El único problema era que él no moriría. Morirían otros, gente inocente, gente que no había besado a nadie, trabajadores. No sería un héroe, todo lo contrario. Tampoco sería un héroe si se arrodillaba, eso lo sabía bien, pero al menos podría decir que lo hizo para evitar una masacre. Eso, después de todo, pensó, no estaba tan mal.
Se levantó, se arrodilló por fin, y dijo:
-Perdón.
Listo. Ya estaba. Lo había hecho.
Por las dudas, o por inercia, se quedó de rodillas un instante más. La tribuna -masa gratinada de una emoción llena de lógica- rompió en aplausos. Todavía de rodillas, André alcanzó a ver, por entre la gente que se le acercaba, en el monitor del estudio, el comienzo de la tanda publicitaria (un envase de plástico iluminado como un dios).
Se pasó una mano por la frente y aceptó la ayuda que otras manos le ofrecían para levantarse. Las miró. No fue preciso mirar sus caras para saber a quiénes pertenecían: eran las manos de los que alguna vez lo habían hecho famoso. El director, el productor, el gerente, todas las áreas del aire lo ayudaban a levantarse. Entre palmadas y felicitaciones le decían que había sido grandioso, pero que nunca volvería a ocurrir.
Estimulado por la continuidad sin fisuras de los aplausos que lo envolvían y las palabras que le decían, tuvo aún la entereza de fingirse interesado por el ánimo de Silvita. Le dijeron que se había desmayado. André hizo “¡pst!” con la lengua y entrevió los colgajos de un vestido de lino rojo entre los brazos de los que en ese momento la sacaban del estudio. Después, ya de nuevo sentado en el sillón de la entrevista, el sillón que el destino le había señalado, y mientras la maquilladora (una señora de su casa adicta a la muerte del brillo) le retocaba la nariz, oyó decir que habían reducido a Marcos entre el “dos” y el “tres” de su conteo. No se preguntó cómo era posible que, a pesar de eso, nadie se lo hubiera dicho, que lo hubieran dejado seguir, que nadie lo haya salvado del bochorno de arrodillarse en cámara y pedir perdón.
-¿Eso es verdad? –le dijo al director.
El hombre (aunque en ese momento no era un hombre) vaciló.
-¿Podés creer que la granada que tenía era una granada vegetal, una fruta? –dijo-. Cuando yo era chico había un árbol de granadas en la casa del vecino. Después nunca más ví. Esa fruta desapareció… –Hizo una pausa y, por fin, en voz baja y culposa, respondió a la pregunta de André-: Sí, es verdad. Pero ojo, el tipo ya iba a decir “tres”. ¡Estaba a punto de hacerla explotar!
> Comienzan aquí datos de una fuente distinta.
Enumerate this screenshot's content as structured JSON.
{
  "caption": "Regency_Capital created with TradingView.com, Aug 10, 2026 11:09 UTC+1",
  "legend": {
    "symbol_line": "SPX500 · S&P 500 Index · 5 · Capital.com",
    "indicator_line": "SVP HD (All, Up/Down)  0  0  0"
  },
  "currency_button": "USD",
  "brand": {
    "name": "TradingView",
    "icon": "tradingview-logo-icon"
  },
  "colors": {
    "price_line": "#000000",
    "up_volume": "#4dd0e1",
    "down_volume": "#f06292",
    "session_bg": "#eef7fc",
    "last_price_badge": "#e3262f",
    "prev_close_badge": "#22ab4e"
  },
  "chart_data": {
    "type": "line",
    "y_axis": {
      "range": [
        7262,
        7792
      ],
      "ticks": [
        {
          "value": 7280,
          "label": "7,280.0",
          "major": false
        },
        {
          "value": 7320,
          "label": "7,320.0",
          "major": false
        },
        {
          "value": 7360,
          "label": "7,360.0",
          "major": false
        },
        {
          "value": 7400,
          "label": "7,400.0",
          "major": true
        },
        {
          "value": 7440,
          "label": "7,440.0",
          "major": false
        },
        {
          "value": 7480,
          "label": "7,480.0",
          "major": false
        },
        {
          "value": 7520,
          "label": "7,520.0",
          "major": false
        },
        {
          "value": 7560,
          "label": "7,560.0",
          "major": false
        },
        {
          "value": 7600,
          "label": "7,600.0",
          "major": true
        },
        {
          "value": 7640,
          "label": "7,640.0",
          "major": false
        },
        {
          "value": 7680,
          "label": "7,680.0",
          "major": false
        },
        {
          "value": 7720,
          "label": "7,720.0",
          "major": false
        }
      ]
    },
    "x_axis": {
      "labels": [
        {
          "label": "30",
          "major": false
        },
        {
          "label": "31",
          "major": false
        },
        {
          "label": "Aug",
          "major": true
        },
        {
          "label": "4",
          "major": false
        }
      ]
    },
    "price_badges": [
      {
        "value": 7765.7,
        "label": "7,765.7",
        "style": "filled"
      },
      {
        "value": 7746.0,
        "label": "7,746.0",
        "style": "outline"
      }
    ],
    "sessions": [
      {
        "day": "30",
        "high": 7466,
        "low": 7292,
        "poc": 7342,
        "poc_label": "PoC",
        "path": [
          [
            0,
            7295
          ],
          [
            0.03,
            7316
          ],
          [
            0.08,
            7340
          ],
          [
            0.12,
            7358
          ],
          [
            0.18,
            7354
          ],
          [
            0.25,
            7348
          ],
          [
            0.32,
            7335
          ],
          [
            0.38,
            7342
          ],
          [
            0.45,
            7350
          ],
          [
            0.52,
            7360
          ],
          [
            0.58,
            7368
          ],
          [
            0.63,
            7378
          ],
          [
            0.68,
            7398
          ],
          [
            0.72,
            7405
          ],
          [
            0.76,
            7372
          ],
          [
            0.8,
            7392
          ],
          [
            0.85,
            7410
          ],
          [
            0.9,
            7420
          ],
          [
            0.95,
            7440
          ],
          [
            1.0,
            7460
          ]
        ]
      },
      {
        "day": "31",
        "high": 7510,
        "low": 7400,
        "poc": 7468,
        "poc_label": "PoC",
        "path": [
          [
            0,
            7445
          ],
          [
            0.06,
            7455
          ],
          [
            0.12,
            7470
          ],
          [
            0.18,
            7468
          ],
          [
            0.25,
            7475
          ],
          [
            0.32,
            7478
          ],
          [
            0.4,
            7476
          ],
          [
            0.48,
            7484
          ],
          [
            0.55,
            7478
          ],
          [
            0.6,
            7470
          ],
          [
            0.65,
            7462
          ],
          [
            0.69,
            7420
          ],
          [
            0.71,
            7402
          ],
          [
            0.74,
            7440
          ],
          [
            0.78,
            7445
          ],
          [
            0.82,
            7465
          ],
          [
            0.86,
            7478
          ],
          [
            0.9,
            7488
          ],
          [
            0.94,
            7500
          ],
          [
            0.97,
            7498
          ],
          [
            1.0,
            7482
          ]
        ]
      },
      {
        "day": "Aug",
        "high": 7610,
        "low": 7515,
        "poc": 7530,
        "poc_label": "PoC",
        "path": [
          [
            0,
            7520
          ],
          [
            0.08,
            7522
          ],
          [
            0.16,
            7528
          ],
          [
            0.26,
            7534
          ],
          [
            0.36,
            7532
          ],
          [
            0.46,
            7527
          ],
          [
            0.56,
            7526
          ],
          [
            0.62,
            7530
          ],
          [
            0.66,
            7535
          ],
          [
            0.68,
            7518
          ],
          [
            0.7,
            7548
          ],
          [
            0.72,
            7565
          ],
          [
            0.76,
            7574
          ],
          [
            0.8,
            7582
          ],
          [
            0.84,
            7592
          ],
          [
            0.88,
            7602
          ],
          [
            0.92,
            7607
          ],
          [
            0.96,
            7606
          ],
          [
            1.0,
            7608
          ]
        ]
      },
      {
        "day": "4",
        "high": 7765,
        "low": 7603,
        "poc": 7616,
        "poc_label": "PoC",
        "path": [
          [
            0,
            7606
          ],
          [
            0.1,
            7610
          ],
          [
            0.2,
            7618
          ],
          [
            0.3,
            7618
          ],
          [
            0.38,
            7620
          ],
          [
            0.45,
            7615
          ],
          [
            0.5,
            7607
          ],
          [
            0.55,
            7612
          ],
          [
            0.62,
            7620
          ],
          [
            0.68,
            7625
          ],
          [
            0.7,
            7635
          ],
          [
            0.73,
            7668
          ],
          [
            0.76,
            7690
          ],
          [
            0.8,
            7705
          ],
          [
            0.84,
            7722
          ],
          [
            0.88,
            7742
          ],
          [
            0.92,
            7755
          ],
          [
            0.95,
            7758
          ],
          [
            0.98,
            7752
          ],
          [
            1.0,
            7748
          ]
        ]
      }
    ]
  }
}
Absurdo, sí. Pero no era eso lo que importaba.
Se hizo una pausa.
Después, en orden ascendente, el galán, el mal actor, el actor experimentado, el actor solvente, el buen actor, miró la hora en su reloj y preguntó:
-¿Las once ya?
Nadie dijo que sí ni que no.
El buen actor, el actor solvente, el actor experimentado, el mal actor, el galán, en orden descendente, se levantó y, con gravedad pletórica de gracia, dijo exactamente no importa qué. Y hay que reconocer que nunca antes había dicho nada mejor.